General Versus Limited Power of Attorney
A power of attorney gives another person — commonly referred to as an attorney-in-fact — the ability to act and make certain decisions for you when you are unable to do so yourself. These powers may be limited to specific types of actions, or they may cover a wide range of issues. The type of power of attorney you choose depends on a variety of factors:
- Powers: A limited power of attorney has language that only authorizes a few different powers, usually related to specific events. For example, if you travel a lot and have property for sale, you may have a family member or friend operate on your behalf to execute the sale in your absence. A general power of attorney, however, can cover a wide variety of powers that are practically unlimited.
- Expiration: A limited power of attorney typically establishes an expiration date, whereas general power of attorney usually does not expire.
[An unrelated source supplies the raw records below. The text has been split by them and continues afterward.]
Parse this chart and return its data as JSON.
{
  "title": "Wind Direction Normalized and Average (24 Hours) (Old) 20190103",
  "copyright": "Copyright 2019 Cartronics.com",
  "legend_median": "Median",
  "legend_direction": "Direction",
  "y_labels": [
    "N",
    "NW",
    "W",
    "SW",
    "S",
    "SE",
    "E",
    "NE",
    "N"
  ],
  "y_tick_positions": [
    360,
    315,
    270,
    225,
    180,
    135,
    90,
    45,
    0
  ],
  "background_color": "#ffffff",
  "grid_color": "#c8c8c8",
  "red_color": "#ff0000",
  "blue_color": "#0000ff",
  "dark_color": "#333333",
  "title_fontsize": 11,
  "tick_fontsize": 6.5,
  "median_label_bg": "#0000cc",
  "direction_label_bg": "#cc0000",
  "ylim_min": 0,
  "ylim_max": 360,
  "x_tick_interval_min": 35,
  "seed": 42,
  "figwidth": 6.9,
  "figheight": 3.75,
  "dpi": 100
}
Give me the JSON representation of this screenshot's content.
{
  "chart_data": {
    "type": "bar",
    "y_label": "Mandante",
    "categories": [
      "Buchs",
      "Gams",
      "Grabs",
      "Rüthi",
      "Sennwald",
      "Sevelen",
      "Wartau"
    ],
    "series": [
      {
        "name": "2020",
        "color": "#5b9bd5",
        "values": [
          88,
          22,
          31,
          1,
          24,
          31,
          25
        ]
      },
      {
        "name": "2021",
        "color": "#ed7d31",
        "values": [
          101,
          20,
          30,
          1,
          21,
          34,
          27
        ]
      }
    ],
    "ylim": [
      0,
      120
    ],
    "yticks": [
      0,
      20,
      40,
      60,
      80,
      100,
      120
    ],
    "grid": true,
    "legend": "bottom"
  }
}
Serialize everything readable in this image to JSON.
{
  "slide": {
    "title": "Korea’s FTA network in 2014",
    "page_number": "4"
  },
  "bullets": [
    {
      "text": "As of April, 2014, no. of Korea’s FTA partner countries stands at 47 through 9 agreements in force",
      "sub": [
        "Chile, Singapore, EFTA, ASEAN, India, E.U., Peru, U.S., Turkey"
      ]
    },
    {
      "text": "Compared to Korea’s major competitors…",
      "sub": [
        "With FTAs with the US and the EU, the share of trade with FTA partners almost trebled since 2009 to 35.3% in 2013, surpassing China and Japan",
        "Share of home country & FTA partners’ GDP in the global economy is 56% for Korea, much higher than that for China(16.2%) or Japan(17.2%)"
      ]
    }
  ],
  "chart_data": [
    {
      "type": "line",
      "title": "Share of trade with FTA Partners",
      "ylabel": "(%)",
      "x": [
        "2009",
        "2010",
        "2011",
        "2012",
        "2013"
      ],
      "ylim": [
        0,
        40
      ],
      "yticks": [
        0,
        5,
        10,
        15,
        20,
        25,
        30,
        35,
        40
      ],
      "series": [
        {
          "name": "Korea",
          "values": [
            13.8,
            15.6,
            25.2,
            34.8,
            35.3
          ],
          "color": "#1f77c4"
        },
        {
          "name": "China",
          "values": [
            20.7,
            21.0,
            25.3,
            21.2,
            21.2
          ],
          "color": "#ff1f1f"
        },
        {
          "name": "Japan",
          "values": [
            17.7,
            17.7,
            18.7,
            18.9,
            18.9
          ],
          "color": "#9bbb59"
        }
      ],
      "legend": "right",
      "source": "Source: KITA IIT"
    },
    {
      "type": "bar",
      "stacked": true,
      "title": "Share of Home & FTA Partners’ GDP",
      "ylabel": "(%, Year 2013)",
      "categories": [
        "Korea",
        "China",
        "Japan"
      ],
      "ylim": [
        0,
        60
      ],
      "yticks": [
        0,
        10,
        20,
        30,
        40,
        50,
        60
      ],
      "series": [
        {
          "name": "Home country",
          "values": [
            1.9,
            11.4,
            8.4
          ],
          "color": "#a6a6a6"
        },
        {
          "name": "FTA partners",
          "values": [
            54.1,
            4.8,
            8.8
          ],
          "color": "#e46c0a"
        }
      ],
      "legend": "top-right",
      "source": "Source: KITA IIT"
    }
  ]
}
- Specificity: Limited power of attorney arrangements are usually far more specific than general ones. For example, a general power of attorney could give your agent the power to deal with your property in just about any way, while limited power of attorney would describe specific actions and steps that must be followed.
- Date it becomes active: Except for a military power of attorney contingent upon deployment, and certain powers executed before October 1, 2011, Florida does not recognize a “springing” power of attorney. A springing power of attorney is one that becomes effective only upon the happening of a future event. Therefore, generally, powers of attorney in Florida, whether limited or general, are effective upon execution of the document.